Bare in mind that there may be some differences between ‘managing’ and ‘leading’. Where these differences are discussed, the concepts of transformational and transactional are seen as the major differences but how you go about achieving these and who the person is who does this, may be the somewhat similar.
It seems the number of leaders in a voluntary social grouping depends on the number of people who require coordination/cohesion/coninuity. I think it also depends on the “strength” of the leader, where strength does not necessarily mean ability to lead but the weight that (s)he holds as far as directing the group. I guess now, the more I think about it, it really varies with group size, the personality of the group as a whole, the personality of the group members, and the personality of the leader. So I guess in retrospect it was a rather vague and almost pointless question. Though I would be happy if it caused some more discussion on this topic.

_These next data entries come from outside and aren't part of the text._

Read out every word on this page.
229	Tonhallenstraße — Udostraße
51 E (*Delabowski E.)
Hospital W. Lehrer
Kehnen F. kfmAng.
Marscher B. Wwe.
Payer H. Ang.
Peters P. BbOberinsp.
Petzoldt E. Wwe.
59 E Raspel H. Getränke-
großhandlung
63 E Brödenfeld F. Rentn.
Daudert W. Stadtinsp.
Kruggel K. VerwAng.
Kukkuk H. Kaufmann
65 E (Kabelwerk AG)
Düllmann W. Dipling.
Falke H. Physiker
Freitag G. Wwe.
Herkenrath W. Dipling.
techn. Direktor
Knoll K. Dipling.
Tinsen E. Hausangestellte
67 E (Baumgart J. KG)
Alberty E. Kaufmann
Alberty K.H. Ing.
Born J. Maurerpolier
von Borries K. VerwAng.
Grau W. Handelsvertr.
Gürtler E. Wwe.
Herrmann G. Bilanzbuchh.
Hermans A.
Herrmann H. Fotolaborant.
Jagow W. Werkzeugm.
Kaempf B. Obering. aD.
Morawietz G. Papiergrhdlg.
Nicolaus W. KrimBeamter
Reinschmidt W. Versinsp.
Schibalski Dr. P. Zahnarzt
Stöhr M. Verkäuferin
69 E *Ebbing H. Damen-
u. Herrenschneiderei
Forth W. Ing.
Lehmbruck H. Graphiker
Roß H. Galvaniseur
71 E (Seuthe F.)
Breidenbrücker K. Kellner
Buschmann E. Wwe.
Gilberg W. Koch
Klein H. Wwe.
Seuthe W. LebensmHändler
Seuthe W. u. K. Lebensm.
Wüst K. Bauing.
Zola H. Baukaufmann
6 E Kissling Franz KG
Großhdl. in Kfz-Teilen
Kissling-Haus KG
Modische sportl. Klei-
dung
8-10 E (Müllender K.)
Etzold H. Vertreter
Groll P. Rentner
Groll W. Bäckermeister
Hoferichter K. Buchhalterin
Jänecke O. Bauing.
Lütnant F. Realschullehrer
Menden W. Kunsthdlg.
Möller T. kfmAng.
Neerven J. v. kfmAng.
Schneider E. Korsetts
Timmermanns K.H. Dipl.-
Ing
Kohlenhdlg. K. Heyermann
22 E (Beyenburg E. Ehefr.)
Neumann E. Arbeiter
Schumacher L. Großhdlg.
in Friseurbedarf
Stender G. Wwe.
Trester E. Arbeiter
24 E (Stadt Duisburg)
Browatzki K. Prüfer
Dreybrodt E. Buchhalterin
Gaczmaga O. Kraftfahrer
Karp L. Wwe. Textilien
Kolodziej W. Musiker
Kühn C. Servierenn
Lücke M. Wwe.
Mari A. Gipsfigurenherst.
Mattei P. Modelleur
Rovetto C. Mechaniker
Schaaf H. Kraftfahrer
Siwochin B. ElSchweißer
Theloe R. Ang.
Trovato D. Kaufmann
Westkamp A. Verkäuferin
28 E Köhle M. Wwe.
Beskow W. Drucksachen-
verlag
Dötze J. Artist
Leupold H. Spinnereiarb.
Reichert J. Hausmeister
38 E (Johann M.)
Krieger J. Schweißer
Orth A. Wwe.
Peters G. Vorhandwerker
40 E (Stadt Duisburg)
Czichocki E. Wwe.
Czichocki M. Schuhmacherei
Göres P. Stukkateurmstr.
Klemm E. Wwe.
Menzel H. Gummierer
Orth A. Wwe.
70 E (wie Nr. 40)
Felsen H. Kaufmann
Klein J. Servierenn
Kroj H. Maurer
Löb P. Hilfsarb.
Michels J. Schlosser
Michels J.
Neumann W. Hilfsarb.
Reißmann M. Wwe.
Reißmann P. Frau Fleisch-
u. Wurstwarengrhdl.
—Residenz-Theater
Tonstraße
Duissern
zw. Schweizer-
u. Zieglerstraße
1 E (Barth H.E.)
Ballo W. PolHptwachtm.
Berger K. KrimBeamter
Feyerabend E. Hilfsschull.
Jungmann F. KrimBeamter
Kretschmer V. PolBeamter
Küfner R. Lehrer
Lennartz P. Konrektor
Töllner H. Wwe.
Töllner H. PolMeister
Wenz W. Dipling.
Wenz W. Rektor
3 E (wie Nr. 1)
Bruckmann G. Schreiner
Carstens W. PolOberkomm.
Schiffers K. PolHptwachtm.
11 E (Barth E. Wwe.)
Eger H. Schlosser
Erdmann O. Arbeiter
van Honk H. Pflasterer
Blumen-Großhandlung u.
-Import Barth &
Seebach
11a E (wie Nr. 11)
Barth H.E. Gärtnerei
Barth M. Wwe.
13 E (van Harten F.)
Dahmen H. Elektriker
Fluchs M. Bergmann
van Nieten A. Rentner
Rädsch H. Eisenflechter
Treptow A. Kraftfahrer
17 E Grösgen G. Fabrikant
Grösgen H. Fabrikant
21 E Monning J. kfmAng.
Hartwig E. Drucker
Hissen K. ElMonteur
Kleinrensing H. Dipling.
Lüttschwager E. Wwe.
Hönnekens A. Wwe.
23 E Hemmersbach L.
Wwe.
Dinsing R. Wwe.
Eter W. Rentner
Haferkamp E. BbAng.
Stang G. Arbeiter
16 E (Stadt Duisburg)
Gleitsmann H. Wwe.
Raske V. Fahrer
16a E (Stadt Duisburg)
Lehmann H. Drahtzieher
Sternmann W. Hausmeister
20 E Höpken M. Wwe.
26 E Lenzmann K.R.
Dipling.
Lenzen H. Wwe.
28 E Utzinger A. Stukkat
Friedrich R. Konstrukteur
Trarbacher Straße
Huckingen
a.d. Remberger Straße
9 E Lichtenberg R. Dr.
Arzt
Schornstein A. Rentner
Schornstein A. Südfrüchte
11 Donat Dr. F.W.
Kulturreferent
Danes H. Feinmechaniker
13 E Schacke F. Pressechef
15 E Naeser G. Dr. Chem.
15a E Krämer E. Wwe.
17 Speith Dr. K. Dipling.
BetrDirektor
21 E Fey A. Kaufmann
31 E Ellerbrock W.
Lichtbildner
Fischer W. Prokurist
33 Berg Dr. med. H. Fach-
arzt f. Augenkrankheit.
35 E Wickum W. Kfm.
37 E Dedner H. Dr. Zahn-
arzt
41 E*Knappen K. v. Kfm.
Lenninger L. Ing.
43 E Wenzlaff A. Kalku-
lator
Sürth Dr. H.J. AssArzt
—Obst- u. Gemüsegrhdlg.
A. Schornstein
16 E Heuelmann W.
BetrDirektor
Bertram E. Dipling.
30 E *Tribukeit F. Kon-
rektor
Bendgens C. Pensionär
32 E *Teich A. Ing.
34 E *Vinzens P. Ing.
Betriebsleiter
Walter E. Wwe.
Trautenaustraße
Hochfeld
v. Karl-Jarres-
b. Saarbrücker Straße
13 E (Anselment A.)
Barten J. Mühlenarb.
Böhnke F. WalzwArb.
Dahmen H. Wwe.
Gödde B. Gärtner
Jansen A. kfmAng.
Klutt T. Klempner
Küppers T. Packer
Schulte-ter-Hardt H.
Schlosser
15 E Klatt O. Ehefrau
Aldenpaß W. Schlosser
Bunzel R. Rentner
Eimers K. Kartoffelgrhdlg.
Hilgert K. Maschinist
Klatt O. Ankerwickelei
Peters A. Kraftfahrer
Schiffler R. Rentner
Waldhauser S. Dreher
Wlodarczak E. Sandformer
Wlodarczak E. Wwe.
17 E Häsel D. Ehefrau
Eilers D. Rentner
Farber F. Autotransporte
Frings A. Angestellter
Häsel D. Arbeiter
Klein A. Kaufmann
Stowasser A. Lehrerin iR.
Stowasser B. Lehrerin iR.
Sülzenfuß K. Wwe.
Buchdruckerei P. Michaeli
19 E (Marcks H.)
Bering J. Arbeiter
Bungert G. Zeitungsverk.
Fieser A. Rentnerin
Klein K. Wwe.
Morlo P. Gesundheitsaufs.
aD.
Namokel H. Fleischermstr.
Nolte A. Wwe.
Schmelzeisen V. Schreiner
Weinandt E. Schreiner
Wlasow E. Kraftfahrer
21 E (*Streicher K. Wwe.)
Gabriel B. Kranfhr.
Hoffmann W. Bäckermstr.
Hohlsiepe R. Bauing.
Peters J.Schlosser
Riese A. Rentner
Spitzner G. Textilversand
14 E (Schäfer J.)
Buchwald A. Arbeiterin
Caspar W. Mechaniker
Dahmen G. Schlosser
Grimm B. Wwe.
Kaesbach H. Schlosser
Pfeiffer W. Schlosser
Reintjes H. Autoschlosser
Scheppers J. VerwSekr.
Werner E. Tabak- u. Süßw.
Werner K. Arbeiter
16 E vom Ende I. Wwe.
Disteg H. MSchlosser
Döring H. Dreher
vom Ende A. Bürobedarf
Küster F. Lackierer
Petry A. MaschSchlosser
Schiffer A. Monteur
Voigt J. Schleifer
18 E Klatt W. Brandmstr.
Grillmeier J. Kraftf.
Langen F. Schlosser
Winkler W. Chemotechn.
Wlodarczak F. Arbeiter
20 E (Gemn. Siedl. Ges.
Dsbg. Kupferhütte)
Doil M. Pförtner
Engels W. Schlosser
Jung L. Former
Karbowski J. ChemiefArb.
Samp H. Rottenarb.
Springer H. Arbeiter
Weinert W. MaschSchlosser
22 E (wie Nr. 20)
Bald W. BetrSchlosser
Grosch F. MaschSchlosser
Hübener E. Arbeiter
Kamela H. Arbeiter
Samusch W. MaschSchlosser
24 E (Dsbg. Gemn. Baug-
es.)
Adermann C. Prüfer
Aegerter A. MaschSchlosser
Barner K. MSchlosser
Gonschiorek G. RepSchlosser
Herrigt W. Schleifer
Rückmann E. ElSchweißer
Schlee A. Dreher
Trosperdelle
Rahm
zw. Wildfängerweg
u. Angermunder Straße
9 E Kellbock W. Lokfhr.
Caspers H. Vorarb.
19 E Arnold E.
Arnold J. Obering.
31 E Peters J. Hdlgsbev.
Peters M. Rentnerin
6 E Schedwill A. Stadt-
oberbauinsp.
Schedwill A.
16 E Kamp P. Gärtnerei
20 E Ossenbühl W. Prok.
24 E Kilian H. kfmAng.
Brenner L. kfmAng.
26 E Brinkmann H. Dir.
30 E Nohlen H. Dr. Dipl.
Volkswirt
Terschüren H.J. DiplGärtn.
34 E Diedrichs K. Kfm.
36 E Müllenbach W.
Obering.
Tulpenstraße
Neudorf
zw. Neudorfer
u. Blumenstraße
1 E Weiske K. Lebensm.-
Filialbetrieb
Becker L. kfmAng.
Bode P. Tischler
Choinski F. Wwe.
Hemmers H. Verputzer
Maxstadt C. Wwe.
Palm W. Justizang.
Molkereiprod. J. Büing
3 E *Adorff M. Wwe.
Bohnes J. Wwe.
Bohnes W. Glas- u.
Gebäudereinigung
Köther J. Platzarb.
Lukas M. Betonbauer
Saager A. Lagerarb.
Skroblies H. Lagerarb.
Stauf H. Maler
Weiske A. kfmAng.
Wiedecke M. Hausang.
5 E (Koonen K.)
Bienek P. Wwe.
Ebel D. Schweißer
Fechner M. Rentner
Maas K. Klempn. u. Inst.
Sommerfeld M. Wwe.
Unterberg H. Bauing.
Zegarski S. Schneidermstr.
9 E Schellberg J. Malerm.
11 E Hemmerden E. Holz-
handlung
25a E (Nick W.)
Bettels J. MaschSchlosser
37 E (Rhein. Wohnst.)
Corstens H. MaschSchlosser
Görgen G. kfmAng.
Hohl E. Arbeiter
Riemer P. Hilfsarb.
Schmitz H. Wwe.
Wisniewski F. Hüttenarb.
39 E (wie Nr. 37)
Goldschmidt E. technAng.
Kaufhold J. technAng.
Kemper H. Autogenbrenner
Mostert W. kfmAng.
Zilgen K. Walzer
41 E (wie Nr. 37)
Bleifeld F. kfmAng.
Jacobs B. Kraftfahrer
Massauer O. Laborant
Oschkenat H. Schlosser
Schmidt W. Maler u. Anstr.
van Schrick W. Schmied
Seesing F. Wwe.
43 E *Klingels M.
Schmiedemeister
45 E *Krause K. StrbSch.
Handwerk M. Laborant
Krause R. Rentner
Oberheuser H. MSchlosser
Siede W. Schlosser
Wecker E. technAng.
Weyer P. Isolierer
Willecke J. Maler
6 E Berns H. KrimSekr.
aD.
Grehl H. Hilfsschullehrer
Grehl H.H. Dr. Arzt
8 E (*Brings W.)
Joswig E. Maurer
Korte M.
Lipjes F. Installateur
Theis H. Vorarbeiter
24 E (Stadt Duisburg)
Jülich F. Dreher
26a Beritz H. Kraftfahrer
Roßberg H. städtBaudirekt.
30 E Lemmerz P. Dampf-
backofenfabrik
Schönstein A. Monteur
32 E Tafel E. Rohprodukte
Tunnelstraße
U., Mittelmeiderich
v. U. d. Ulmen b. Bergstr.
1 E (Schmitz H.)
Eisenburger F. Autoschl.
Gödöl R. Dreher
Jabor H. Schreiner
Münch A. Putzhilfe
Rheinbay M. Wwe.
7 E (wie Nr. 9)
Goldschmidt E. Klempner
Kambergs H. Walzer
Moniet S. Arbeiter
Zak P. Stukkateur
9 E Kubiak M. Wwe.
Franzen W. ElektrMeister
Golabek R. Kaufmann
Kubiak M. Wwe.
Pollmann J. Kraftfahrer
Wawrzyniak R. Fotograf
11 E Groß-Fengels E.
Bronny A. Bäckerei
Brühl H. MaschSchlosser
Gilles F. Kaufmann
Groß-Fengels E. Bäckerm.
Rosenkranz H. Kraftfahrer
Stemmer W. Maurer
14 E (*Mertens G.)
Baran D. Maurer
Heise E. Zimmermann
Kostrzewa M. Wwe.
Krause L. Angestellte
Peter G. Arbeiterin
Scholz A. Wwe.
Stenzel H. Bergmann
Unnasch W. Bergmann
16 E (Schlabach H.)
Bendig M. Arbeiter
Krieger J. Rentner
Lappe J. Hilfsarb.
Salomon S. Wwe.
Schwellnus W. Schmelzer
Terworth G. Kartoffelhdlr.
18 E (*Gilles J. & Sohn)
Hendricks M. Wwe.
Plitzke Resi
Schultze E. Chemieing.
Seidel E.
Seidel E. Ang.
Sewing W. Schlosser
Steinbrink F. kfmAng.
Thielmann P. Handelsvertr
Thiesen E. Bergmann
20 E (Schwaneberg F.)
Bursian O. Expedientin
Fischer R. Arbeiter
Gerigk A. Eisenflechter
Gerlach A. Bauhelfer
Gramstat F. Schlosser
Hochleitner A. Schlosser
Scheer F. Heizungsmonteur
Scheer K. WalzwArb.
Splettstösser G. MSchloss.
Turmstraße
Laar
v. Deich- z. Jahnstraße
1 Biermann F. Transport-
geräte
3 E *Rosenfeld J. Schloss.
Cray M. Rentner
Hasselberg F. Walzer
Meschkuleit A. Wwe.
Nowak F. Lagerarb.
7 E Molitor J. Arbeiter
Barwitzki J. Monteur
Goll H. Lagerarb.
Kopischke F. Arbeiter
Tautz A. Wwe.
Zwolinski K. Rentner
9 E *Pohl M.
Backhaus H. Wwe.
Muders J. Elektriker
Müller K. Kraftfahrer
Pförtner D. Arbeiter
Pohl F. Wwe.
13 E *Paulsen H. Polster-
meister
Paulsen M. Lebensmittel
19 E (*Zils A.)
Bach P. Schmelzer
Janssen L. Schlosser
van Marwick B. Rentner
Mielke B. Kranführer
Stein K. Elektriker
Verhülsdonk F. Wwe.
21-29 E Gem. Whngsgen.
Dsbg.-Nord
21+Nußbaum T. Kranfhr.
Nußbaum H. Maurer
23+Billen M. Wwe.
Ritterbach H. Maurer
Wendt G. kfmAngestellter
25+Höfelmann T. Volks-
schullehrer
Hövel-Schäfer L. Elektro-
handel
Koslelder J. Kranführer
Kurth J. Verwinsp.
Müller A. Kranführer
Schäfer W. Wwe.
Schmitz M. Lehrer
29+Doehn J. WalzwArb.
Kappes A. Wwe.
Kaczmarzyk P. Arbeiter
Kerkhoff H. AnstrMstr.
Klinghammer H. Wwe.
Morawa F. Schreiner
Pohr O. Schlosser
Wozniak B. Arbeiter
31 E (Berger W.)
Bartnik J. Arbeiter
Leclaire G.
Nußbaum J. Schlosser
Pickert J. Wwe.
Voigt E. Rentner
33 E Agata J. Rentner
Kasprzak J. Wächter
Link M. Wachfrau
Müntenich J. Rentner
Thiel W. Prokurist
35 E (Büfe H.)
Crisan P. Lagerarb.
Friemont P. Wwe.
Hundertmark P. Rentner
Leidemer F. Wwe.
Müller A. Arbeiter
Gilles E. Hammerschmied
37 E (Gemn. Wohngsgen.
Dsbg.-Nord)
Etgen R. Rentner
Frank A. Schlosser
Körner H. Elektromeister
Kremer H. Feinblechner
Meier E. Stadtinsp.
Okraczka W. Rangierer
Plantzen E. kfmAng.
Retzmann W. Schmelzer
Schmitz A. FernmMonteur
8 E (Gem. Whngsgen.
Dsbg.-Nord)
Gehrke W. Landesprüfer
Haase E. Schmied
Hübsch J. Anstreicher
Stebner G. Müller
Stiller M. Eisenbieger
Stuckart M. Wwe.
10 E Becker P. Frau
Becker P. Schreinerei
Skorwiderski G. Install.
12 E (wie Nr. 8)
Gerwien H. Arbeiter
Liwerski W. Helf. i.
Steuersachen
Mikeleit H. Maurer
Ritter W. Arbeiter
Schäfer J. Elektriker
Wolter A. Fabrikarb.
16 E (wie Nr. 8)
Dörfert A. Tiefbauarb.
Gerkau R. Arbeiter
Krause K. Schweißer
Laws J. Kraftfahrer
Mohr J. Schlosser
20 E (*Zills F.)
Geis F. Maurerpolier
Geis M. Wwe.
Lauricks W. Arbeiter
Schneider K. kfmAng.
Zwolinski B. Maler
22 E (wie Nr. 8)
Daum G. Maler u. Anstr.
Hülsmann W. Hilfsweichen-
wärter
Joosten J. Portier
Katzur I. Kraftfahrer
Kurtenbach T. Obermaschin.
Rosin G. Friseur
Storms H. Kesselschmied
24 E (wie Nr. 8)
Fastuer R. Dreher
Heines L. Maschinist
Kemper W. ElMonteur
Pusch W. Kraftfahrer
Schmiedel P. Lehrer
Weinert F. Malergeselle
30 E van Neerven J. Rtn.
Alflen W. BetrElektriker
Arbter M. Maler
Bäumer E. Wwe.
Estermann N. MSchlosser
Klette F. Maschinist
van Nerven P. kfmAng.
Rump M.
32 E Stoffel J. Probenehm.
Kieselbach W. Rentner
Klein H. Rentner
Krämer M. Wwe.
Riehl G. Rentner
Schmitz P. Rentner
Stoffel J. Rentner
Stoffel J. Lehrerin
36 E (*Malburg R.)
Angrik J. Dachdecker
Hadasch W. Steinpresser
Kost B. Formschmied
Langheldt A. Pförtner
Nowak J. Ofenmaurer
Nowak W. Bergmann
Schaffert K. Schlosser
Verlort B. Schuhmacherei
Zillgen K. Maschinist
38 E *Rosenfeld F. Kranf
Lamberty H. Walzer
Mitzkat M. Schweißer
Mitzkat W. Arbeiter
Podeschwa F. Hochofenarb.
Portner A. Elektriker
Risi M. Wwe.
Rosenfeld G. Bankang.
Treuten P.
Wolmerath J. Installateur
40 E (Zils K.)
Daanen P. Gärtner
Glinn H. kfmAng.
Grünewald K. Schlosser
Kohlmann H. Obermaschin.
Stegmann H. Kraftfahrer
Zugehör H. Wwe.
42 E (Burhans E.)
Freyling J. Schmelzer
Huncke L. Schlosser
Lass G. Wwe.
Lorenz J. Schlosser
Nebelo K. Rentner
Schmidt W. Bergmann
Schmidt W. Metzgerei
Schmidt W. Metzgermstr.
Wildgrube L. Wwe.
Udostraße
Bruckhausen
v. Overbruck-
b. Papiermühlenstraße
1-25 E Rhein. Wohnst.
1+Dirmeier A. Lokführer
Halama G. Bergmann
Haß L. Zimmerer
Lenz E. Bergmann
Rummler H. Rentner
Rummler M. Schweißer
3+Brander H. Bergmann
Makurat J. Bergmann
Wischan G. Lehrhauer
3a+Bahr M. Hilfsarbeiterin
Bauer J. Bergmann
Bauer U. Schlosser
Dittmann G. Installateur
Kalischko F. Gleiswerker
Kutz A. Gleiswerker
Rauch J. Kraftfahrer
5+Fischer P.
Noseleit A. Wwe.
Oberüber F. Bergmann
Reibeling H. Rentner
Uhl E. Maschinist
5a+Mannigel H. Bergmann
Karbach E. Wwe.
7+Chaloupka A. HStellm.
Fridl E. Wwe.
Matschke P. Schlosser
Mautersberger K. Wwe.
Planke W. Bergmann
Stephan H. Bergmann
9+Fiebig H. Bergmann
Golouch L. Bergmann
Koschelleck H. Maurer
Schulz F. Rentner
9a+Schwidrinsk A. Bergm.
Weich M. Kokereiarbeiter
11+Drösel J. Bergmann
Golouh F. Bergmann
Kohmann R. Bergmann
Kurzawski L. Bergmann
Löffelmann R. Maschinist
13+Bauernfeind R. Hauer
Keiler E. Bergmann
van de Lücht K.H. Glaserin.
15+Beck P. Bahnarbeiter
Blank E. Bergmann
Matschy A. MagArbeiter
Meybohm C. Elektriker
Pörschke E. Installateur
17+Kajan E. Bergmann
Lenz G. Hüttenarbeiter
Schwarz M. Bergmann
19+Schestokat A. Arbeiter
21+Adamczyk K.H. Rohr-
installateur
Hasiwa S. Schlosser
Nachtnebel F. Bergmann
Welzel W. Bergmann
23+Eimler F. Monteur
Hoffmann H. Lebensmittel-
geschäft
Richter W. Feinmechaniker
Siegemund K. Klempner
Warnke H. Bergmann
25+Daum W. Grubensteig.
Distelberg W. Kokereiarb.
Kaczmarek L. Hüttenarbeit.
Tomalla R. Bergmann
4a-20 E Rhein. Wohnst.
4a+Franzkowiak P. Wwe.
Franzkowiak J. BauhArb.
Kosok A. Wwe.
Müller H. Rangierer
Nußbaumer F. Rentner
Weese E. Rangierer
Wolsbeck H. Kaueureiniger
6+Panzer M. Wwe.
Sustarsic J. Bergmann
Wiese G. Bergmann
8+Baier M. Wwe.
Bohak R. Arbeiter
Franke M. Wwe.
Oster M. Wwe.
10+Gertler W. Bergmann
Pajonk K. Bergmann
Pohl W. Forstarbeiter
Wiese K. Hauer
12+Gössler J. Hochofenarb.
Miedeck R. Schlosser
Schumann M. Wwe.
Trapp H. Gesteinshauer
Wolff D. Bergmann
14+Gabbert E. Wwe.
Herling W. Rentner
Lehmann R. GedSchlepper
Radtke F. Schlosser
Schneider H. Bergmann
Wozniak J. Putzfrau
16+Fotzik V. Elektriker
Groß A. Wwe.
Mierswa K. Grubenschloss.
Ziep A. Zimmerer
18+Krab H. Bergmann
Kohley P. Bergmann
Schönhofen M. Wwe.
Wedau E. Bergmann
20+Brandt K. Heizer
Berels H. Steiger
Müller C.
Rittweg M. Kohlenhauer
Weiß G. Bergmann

Well, if it’s a small voluntary group that just hangs together, I can’t see the issue of leadership coming up. That’s not really a group, since it has no boundaries and will change all the time. There may be, at some point, a dominant force, but I don’t think the form allows for leadership, let alone succession.
Depends also on whether the “position” if a formal one or if instead you mean “positioning oneself so as to exhibit the quality of leadership”.
For the latter, a mixture of charisma, being a good listener, having a gift for summarizing positions in simple form and recognizing differences and ways of reconciling them, and otherwise conveying to the group a sense that most of your actions embody what they want will get you there nicely. For the former, it can be those things or it can be seniority, or a gift for formulating loose ties of minor indebtedness and building up subgroup loyalties, or a dagger placed between the ribs of the current reigning chieftain, depending on the political structure and atmosphere.
The process that leads to someone becoming the guy to whose house the rest of us go to party and around whom the party life revolves is not necessarily akin to the process that leads to someone becoming head of the accounting department or senior patrol leader of the Boy Scout troup.